The report, which was shared on Thursday, says that this projection will come since more businesses, payment firms and people have now started using stablecoins for transactions.
Stablecoins on Track for $1 Trillion Payments
Stablecoins are digital currencies tied to real-world money, like the U.S. dollar, which helps keep their value stable. The report points out that stablecoins are winning over users because they are cheaper and faster than traditional payment methods.
For instance, sending $200 through a bank could cost as much as 13% in fees and take several days to settle before the receiver gets it, while stablecoin transactions can be completed in seconds for a fraction of the cost.
The authors see the foreign exchange market , where $7.5 trillion is traded daily, as a major opportunity. Today, most of these trades are settled two days after the deal (known as T+2) using a chain of banks. Stablecoins could make this much quicker by allowing direct swaps between currencies, with less waiting time and lower risk.
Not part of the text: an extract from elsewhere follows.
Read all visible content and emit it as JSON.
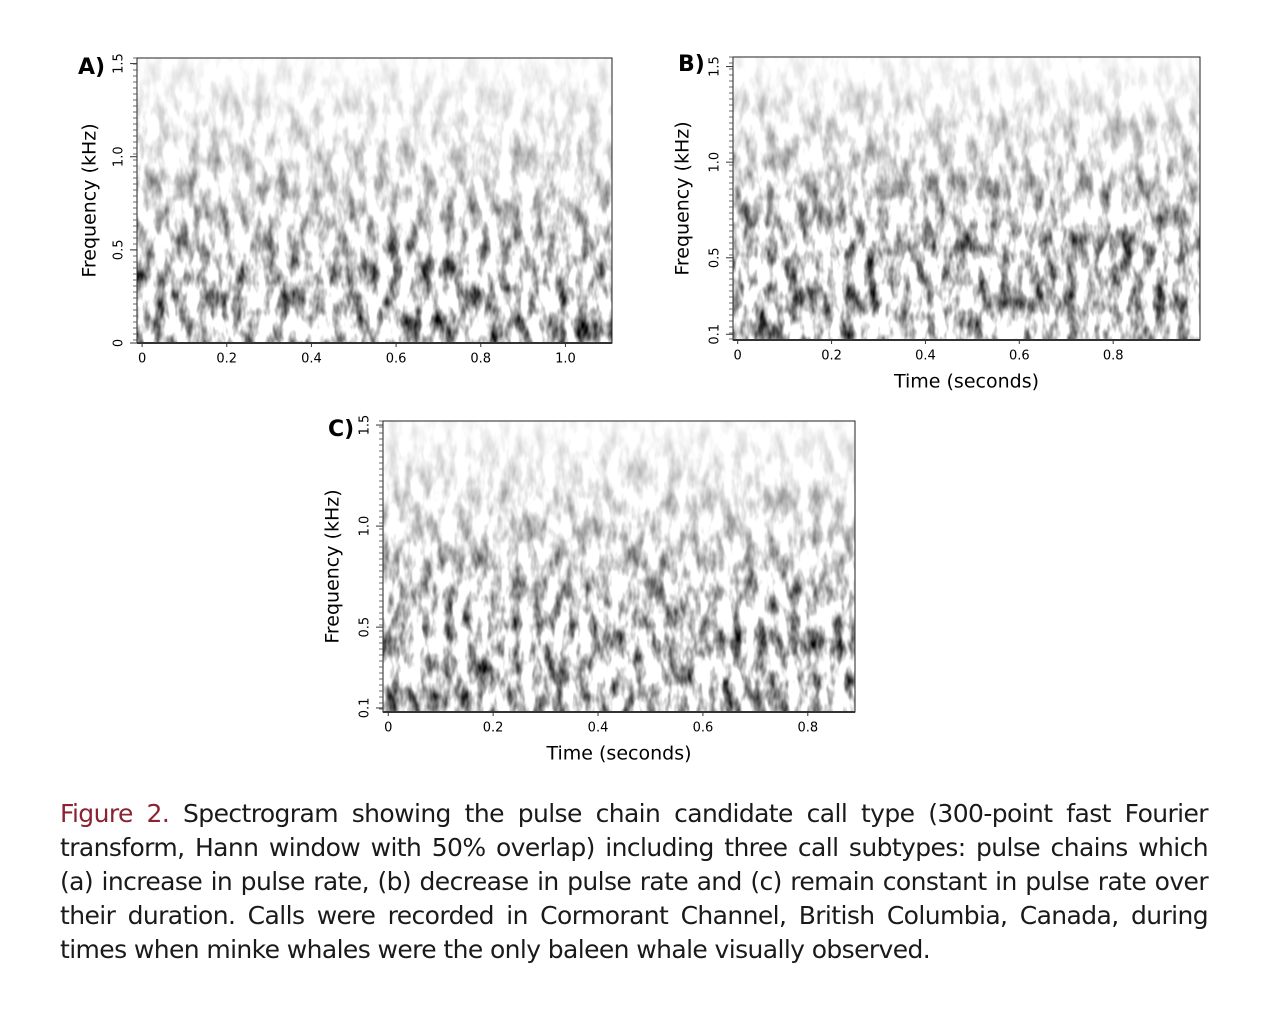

Banks Might Have to Catch Up
The report also said the stablecoins could shake up cross-border payments. With rules that are clear and better systems working together and enough liquidity, stablecoins could handle up to 12% of all global cross-border payment flows by the end of the decade.
“Assuming today’s challenges around regulation, liquidity, and interoperability are addressed, stablecoins could account for [about] 12% of global cross-border payment volumes by 2030,” the report states.
Big Names Are Already Joining the Race
As of 2024, stablecoins make up less than 3% of the $195 billion global remittance market, but the authors expect this number to rise quickly. Both say the key is better regulation and more firms coming in.
Meanwhile, some of these conditions are already taking shape. In July, U.S. President Donald Trump signed the Genius Act into law, which gives legal recognition to stablecoins.
In addition to this, in Europe, the Markets in Crypto-Assets (MiCA) regulations now provide a framework for compliant stablecoin use across the bloc.
These changes are attracting new participants, including fintech companies, payment processors, and even traditional banks, all competing alongside crypto-native leaders such as Tether and Circle.
Both companies are expanding by launching their own blockchains to capture more value from transactions. Payment firm Stripe is reportedly working on a blockchain with MetaMask, and Circle recently launched its own called Arc.
“In the long run, we believe every financial institution will have to support stablecoin infrastructure in some form,” said Devere Bryan, general manager at First Digital, the company behind the FDUSD stablecoin.
The stablecoin market is already valued at over $260 billion and could soon influence global money policy.